Тут нас призывают встать на молитву, и она подскакивает от неожиданности.

— Поваренная книга особого толка, — говорит она, когда мы садимся обратно. — Перепечатки рецептов из моей рукописной тетради плюс новые идеи, которыми я поделюсь с тобой в ближайшие месяцы, и последний ингредиент — мои мемуары.

— Куча поваренных книг составлена на основе мемуаров, — встреваю я.

— Я еще не закончила, — осаживает меня мать. — Вечно ты перебиваешь.

Я молчу. В этом вся она.

— Надо придумать название, — говорит она.

— «Наедаемся до пуза», — предлагаю.

— Не будь прусте, — говорит она возмущенно.

Прусте, наверное, значит «грубая», «резкая».

— «Вкус к жизни», — ее вариант.

— Кажется, был такой старый фильм? — возражаю я. — А как насчет «Сыты по горло своим жиром»?

— До чего ж ты противная, — говорит мать. — Я с того света пытаюсь тебе помочь, а ты сопротивляешься.

Сопротивляюсь я всю неделю.

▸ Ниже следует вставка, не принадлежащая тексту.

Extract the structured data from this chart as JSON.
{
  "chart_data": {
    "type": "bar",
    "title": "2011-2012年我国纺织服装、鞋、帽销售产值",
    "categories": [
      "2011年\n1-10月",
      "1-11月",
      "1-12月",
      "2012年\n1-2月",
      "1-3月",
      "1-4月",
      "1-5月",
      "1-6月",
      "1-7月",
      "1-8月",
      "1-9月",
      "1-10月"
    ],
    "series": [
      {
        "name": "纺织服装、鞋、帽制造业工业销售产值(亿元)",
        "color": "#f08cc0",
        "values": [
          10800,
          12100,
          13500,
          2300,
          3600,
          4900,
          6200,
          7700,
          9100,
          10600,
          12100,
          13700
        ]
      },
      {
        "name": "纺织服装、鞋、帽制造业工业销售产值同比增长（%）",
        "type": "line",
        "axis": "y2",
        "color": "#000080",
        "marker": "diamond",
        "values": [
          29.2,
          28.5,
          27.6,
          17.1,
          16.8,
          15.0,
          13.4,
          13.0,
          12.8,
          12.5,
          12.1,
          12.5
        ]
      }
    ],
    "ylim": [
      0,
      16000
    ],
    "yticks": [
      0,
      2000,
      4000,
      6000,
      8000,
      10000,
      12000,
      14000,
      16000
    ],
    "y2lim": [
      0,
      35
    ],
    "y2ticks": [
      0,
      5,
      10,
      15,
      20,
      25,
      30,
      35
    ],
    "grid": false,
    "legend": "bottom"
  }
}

Она с нетерпением меня поджидает.

— Нашла мои воспоминания? — допытывается. — Нам только и нужно, что вставить туда рецепты.

— То есть между погромами и вспышкой сыпного тифа будет идти рецепт борща? Как там папа говорил, «перемываем не косточки, а жир»? Давай так книгу и назовем.

— Нет в тощих людях оптимизма. — Глаза ее горят. — Как тебе такое: «Еда навсегда»? «Стряпня длиною в жизнь»? «Неземная пища»?

— «Неземная пища»! — Мы дружно хохочем.

— А что по поводу этого торжества обжорства сказали бы члены «АТ»? — интересуюсь.

— Они бы лиг ин дрерд.

В гробу она видала всех прежних членов «АТ»!

— А все эти клятвы насчет самоконтроля, послушания и подчинения?

— Плевать, — отвечает мамуля. — На дворе двадцатый век.

— Да уж, — соглашаюсь я.

— Итак, сделка?

— Но только когда у меня будет свободное время, — уговариваюсь я.

— Мы вместе, малышка, ты да я, — восклицает мама. — Мы команда!

Раздается одна из многих мелодий, изначально то ли славянская, то ли сефардская, то ли арабская, которой в шабат приветствуют невесту-субботу.

— Но с чего ты решила, что наша книга будет пользоваться успехом? — спрашиваю.

— А у нее есть фишка, — отвечает мамуля, — это первая поваренная книга, написанная посмертно.

Остаток службы она сидит с улыбкой на губах.

Когда день гаснет, а служба подходит к концу, она поворачивается ко мне.

— Ты начинаешь мне нравиться, — говорит она.